The broader question is why now? Why the resurgence in fantasy sports wagering? Certainly, the prize money attracts people, but the use of mobile devices has added a layer of convenience that appeals to many. “Fantasy activities have shifted dramatically to mobile devices,” says FSTA Research Chair and Director of Fantasy Sports at CBS Sports, Danielle MacLean, “and we are seeing growth in gaming consoles and internet-connected TVs.”
The first thing he noticed was that Las Vegas seemed to have invented a new school of functional architecture, 'The Gilded Mousetrap School' he thought it might be called, whose main purpose was to channel the customer-mouse into the central gambling trap whether he wanted the cheese or not.”
— Ian Fleming, Diamonds Are Forever
The betting table has moved from the casino to our pockets. As a fantasy football player for almost twenty years, I like the expediency of accessing my team and players through an app. And as large payment processors like PayPal return to online gambling and more people use their phones to wager on their teams, we can surely expect more risky bets and more payouts to follow.

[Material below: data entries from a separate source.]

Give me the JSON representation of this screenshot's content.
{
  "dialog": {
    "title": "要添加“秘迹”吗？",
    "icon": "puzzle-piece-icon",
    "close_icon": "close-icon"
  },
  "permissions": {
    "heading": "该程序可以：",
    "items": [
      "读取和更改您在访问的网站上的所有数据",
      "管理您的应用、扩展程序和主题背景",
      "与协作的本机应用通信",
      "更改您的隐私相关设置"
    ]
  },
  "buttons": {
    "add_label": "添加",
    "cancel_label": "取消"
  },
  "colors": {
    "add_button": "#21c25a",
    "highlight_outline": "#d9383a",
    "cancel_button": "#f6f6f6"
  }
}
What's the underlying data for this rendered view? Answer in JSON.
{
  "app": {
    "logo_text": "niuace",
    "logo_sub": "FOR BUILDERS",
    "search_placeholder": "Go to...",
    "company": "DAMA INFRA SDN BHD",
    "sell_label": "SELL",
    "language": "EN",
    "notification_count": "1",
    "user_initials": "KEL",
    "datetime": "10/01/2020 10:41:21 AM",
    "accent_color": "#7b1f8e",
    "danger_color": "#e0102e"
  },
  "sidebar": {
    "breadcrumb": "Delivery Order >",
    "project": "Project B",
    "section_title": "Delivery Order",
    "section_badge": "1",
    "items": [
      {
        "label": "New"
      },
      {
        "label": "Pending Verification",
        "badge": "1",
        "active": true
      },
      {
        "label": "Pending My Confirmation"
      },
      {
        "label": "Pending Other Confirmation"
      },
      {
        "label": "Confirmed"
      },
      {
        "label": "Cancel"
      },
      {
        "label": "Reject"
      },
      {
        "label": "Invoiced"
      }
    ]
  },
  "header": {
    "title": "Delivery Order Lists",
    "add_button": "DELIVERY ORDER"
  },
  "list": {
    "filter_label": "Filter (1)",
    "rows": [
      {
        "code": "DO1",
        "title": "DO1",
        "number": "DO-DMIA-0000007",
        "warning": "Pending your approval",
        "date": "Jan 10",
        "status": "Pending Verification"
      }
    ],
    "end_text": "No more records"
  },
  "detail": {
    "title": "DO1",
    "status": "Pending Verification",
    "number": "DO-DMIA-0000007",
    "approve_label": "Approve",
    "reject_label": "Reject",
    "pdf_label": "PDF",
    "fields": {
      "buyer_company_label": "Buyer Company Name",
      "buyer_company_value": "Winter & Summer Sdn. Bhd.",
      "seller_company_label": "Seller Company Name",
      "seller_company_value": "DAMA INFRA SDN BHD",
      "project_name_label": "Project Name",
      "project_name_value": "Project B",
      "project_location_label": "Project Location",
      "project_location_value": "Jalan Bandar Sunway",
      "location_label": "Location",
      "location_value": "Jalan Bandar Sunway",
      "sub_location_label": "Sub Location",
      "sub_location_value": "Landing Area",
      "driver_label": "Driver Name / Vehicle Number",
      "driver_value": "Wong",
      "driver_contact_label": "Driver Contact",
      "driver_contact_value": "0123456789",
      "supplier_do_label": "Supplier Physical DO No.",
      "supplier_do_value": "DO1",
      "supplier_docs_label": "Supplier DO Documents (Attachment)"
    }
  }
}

Gambling "is part of 'the adventurer within us'-- that part of ourselves which lusts for change, the wooing of the unknown, chance, danger, all that is new," says Felicia F. Campbell, Associate Professor in the English Department at the University of Nevada at Las Vegas, "It sends us to both the gaming tables and the moon, the laboratory and the numbers man. It is part of what makes us human."
Indeed, Sagal might be wrong. Perhaps we are in it for the hunting, for the thrill of winning. Either way, fantasy sports platforms plan to make lots of money.